There is not a member in the chamber who does not know somebody to whom the outcome of the inquiry will make a material, life-changing difference and for whom it will answer vital questions about the loss of their loved ones.
I am concerned about some of the confusion that exists around Lady Poole’s departure. Twice now, the cabinet secretary has been asked why other Opposition spokespeople were not told of the departure of senior and junior counsel at the same time as that of Lady Poole. Given that the narrative around Lady Poole’s departure is that it was for personal reasons, what confidence can we have about the narrative around the status of the rest of the inquiry, as it is all starting to fall apart?
I am very concerned and press the cabinet secretary again on the matter.
I do not know where to start with that question, to be honest, because I simply stood up in Parliament and made it clear that I am following the law, which requires me to respect the independence of the inquiry. If I was to go around nit-picking about the inquiry, which is what Mr Cole-Hamilton invites me to do, Mr Fraser would be on his feet accusing me of interference. Can we please respect the fact that it is an independent inquiry?
The Government has done its bit, which was to appoint a chair and to consult on and agree terms of reference. As far as I am aware from any of the representations that I have had from across the chamber, those terms of reference are judged to be absolutely appropriate. Everybody across the chamber also took the view that Lady Poole was an appropriate appointment.
The two things that the Government is allowed by law to do—to appoint a chair to the inquiry and to establish terms of reference—have been broadly supported across the chamber. Lady Poole has decided to resign and it is not for me to interfere in the running of the inquiry.
My job now is to ask the Lord President to provide me with nominees for replacement judicial leadership, which I have done. I will resolve the leadership of the inquiry as quickly as I possibly can. I want to minimise any disruption and any interruption to the proceedings. There are many staff already in the inquiry. Lady Poole will manage the transition and we will continue to advance, to ensure that the bereaved families and others are able to air the issues that they wish to have aired in the public inquiry.

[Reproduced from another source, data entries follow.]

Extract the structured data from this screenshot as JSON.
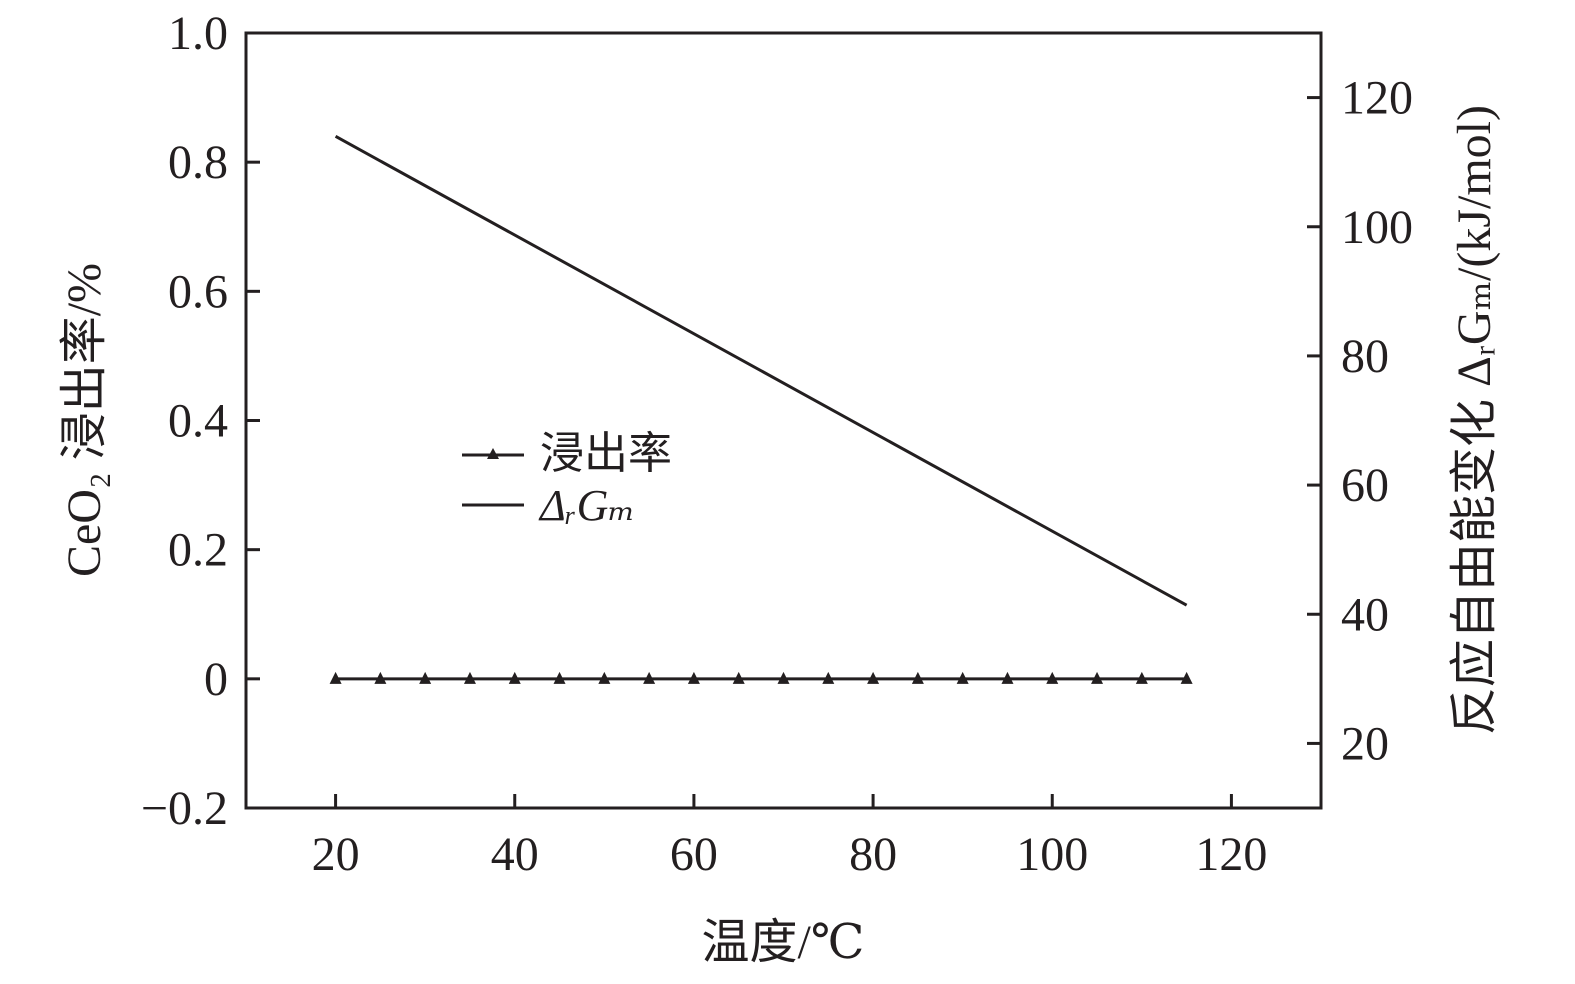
{
  "chart_data": {
    "type": "line",
    "xlabel": "温度/℃",
    "ylabel_left": "CeO₂ 浸出率/%",
    "ylabel_right": "反应自由能变化 ΔᵣGₘ/(kJ/mol)",
    "xlim": [
      10,
      130
    ],
    "ylim_left": [
      -0.2,
      1.0
    ],
    "ylim_right": [
      10,
      130
    ],
    "x_ticks": [
      "20",
      "40",
      "60",
      "80",
      "100",
      "120"
    ],
    "y_left_ticks": [
      "1.0",
      "0.8",
      "0.6",
      "0.4",
      "0.2",
      "0",
      "−0.2"
    ],
    "y_right_ticks": [
      "120",
      "100",
      "80",
      "60",
      "40",
      "20"
    ],
    "legend_position": "center-left",
    "series": [
      {
        "name": "浸出率",
        "axis": "left",
        "marker": "triangle",
        "x": [
          20,
          25,
          30,
          35,
          40,
          45,
          50,
          55,
          60,
          65,
          70,
          75,
          80,
          85,
          90,
          95,
          100,
          105,
          110,
          115
        ],
        "values": [
          0,
          0,
          0,
          0,
          0,
          0,
          0,
          0,
          0,
          0,
          0,
          0,
          0,
          0,
          0,
          0,
          0,
          0,
          0,
          0
        ]
      },
      {
        "name": "ΔᵣGₘ",
        "axis": "right",
        "marker": "none",
        "x": [
          20,
          115
        ],
        "values": [
          114.0,
          41.4
        ]
      }
    ]
  }
}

It is vital that the families and relatives involved have the utmost confidence in the public inquiry and that the process allows for credible answers to be reached. Can the Deputy First Minister provide further assurances that the important progress that has been made so far by the inquiry is continued and that it will be done in a transparent manner that operates independently of ministers?
I stress the point that the inquiry is established on the basis that it is independent of Government, and it will continue to operate independently of Government.
I want to ensure—I think that this was broadly understood from the terms of reference—that members of the public who lost loved ones in the Covid pandemic had the opportunity to address their concerns and issues as part of the inquiry. That will be central to the way in which the inquiry proceeds in the days, weeks and months to come.
That concludes the urgent question.
Before we move to the next item of business, which is a committee of the whole Parliament, I suspend this meeting of Parliament.15:05 Meeting suspended.